Mais sobre como identificar vícios; vícios dão geralmente benefícios substanciais imediatos e de curto-prazo - de outra forma, não haveria estímulo para pessoas agirem de forma imoral - como satisfação de vingança, aquisição fácil de bens materiais, deixar sofrimento para o futuro, etc. Mas na high end, não compensam: problemas com autoridades, vazio emocional, acumular sofrimento e ter que encará-lo inevitavelmente, etc. É a escolha entre uma vida mais significativa, simples, realizada pessoalmente, feliz, com mais pessoas queridas e uma vida mais miserável, com mais transtornos de personalidade, comportamento evasivo e de cara manutenção, etc.
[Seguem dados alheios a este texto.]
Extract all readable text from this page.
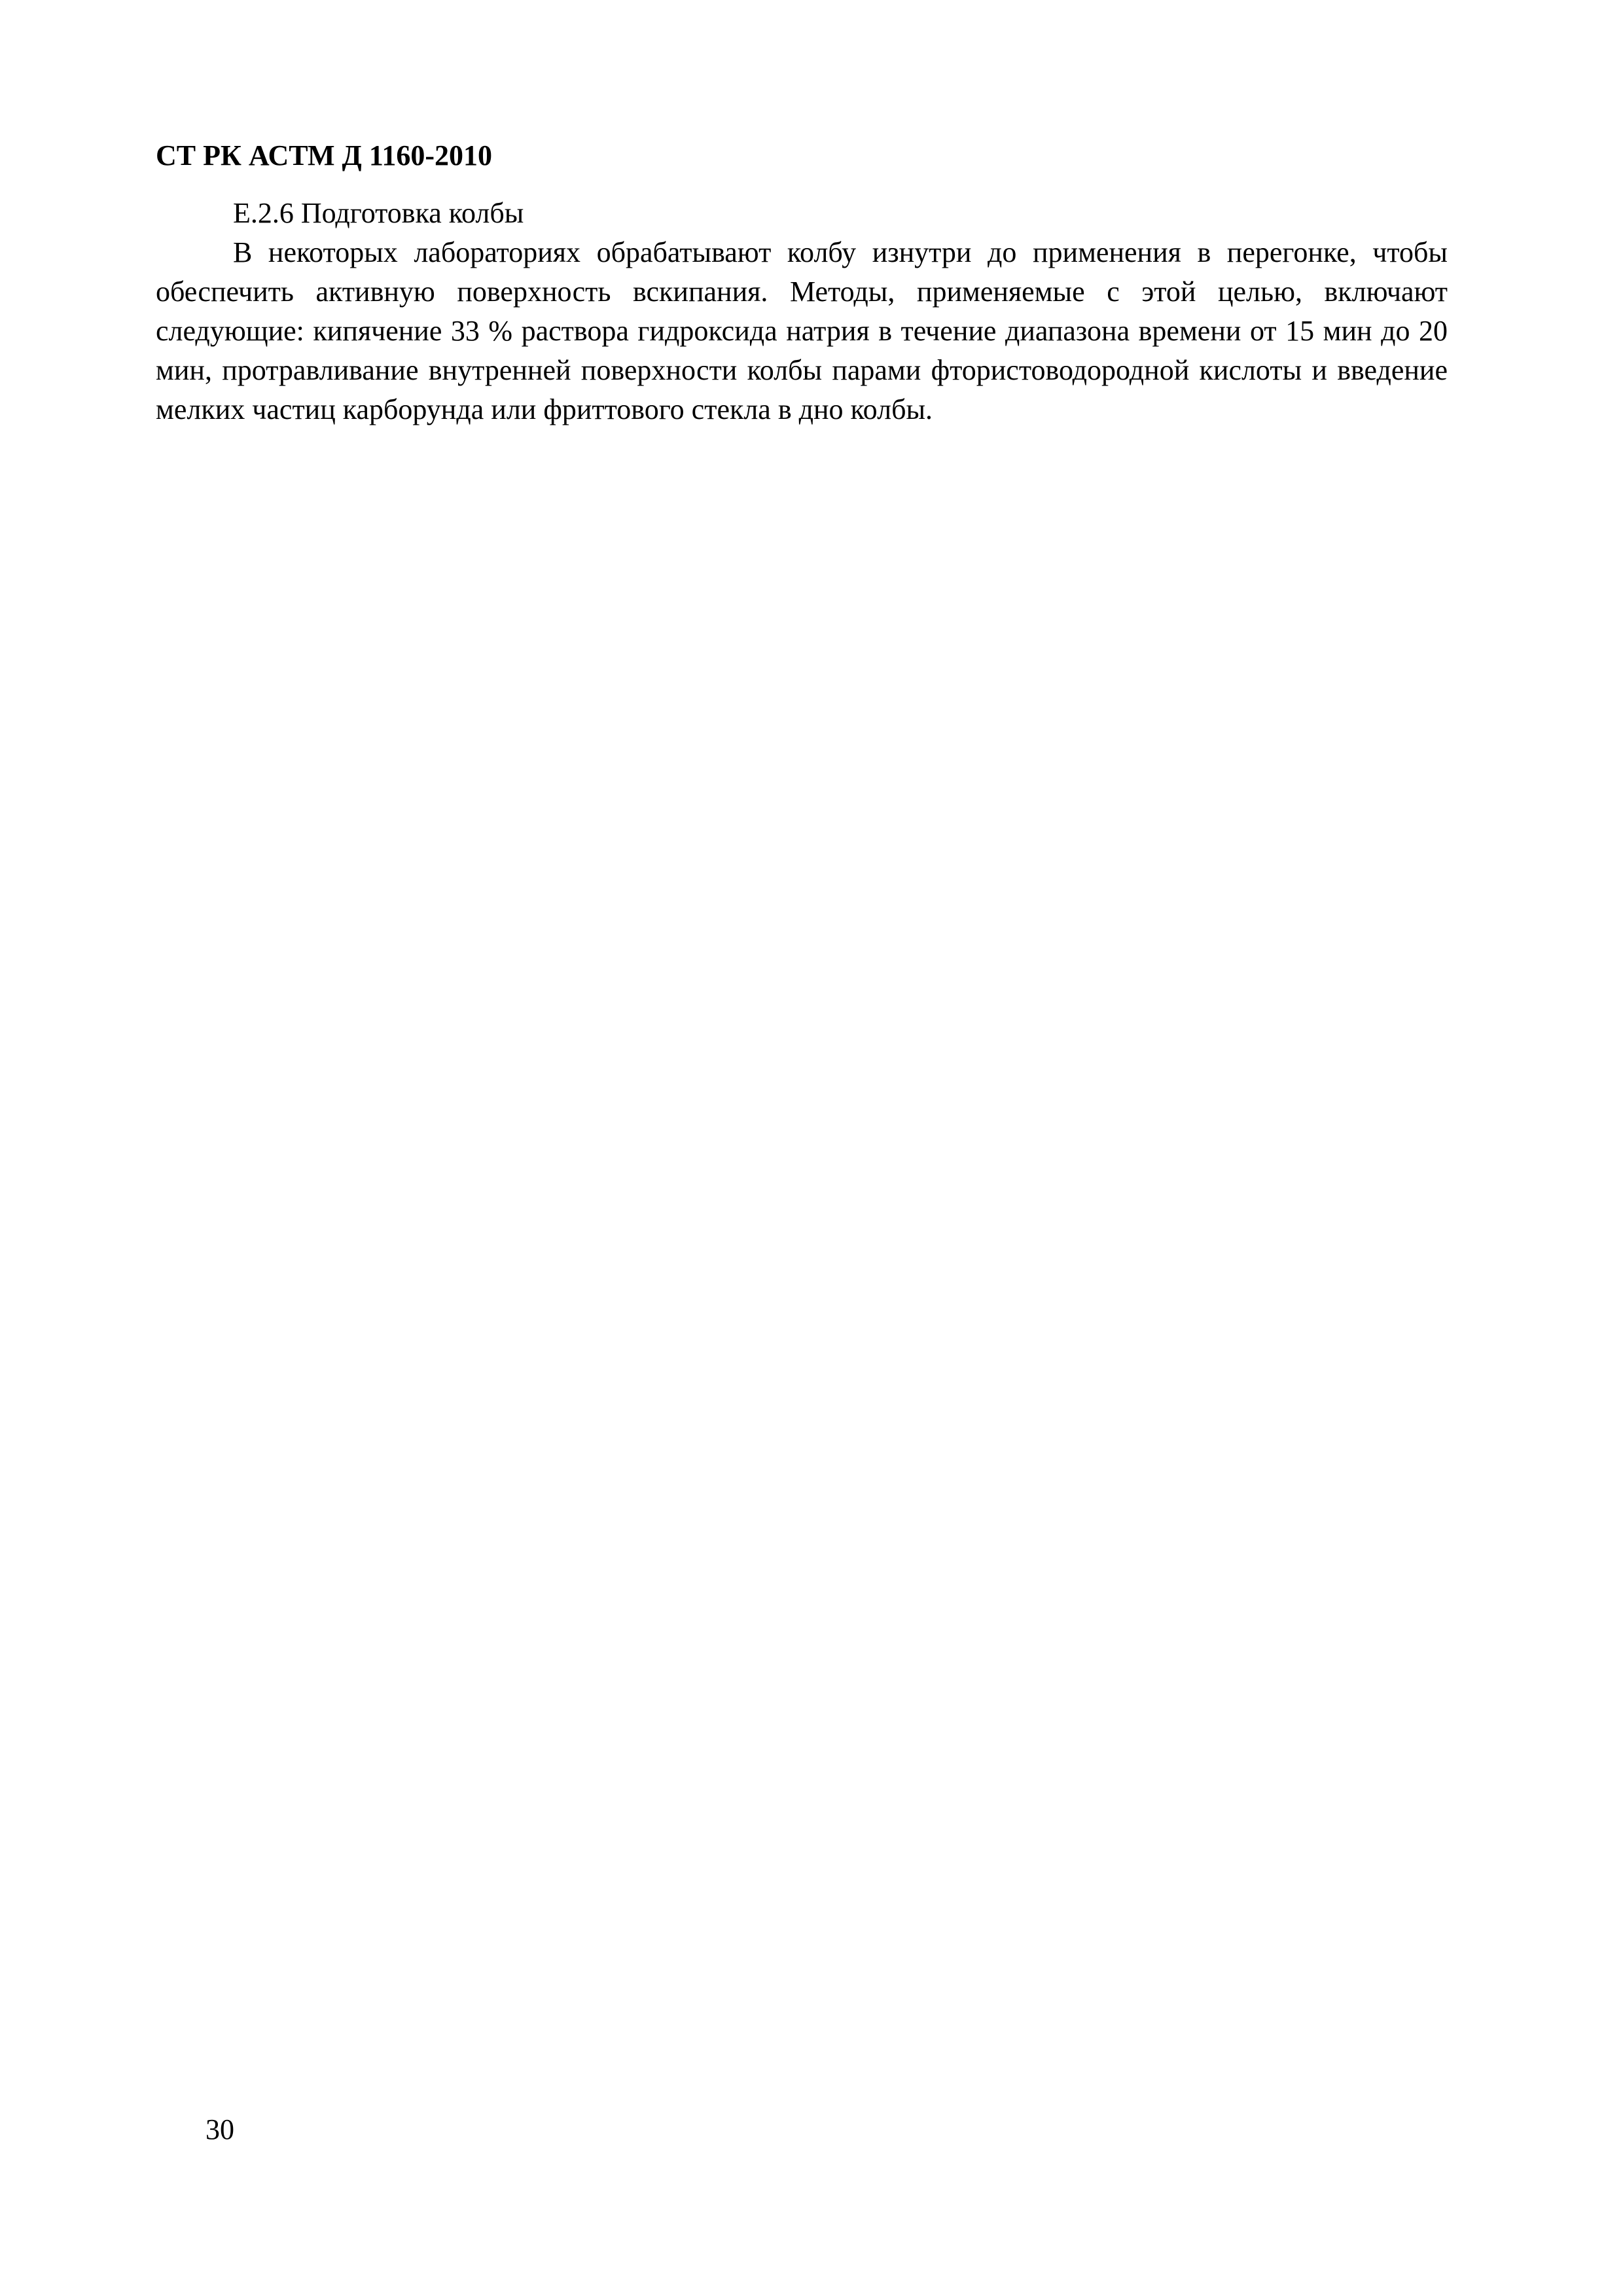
СТ РК АСТМ Д 1160-2010

Е.2.6 Подготовка колбы

В некоторых лабораториях обрабатывают колбу изнутри до применения в перегонке, чтобы обеспечить активную поверхность вскипания. Методы, применяемые с этой целью, включают следующие: кипячение 33 % раствора гидроксида натрия в течение диапазона времени от 15 мин до 20 мин, протравливание внутренней поверхности колбы парами фтористоводородной кислоты и введение мелких частиц карборунда или фриттового стекла в дно колбы.

30
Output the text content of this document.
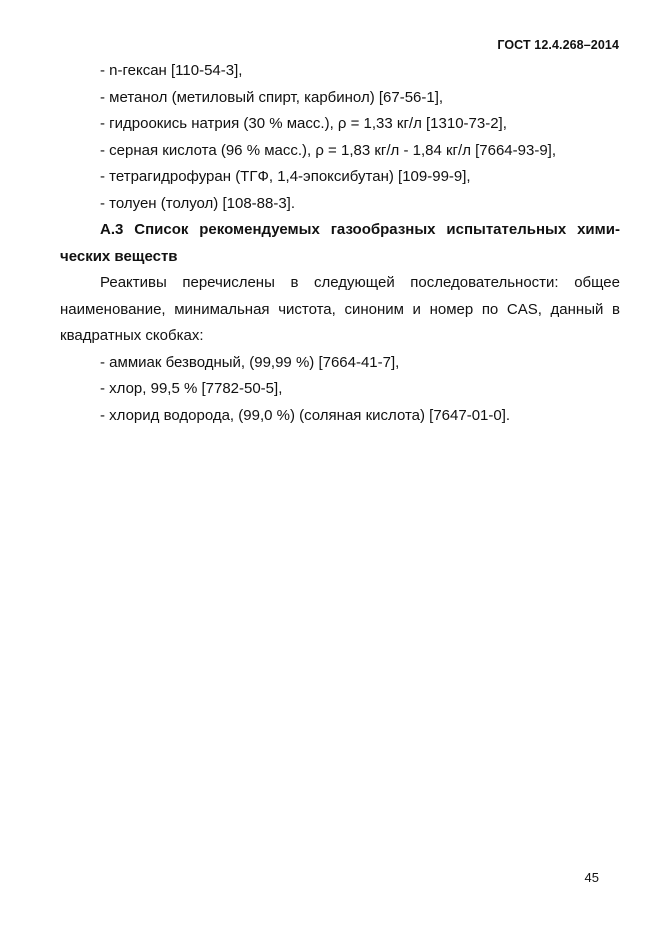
ГОСТ 12.4.268–2014
- n-гексан [110-54-3],
- метанол (метиловый спирт, карбинол) [67-56-1],
- гидроокись натрия (30 % масс.), ρ = 1,33 кг/л [1310-73-2],
- серная кислота (96 % масс.), ρ = 1,83 кг/л - 1,84 кг/л [7664-93-9],
- тетрагидрофуран (ТГФ, 1,4-эпоксибутан) [109-99-9],
- толуен (толуол) [108-88-3].
А.3 Список рекомендуемых газообразных испытательных хими-
ческих веществ
Реактивы перечислены в следующей последовательности: общее
наименование, минимальная чистота, синоним и номер по CAS, данный в
квадратных скобках:
- аммиак безводный, (99,99 %) [7664-41-7],
- хлор, 99,5 % [7782-50-5],
- хлорид водорода, (99,0 %) (соляная кислота) [7647-01-0].
45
Nesse rough sketch, os psicopatas e sociopatas ficam de fora legitimamente - eles não compartilham a arquitetura moral necessária para viver em sociedade e vivem de forma miserável. Isso não é um problema para um naturalista. Como Richard Carrier identificou de forma interessante, pessoas que não compartilham da arquitetura moral necessária para viver em sociedade também existem em visões de mundo supernaturalistas, incluindo Cristianismo; os cristãos chamam esses indivíduos de demônios e contemplam que "não há mais volta para eles".
Fechando, não só há bases filosóficas para a moralidade de um naturalista como as mesmas são cada vez mais substanciadas pelas ciências naturais e sociais.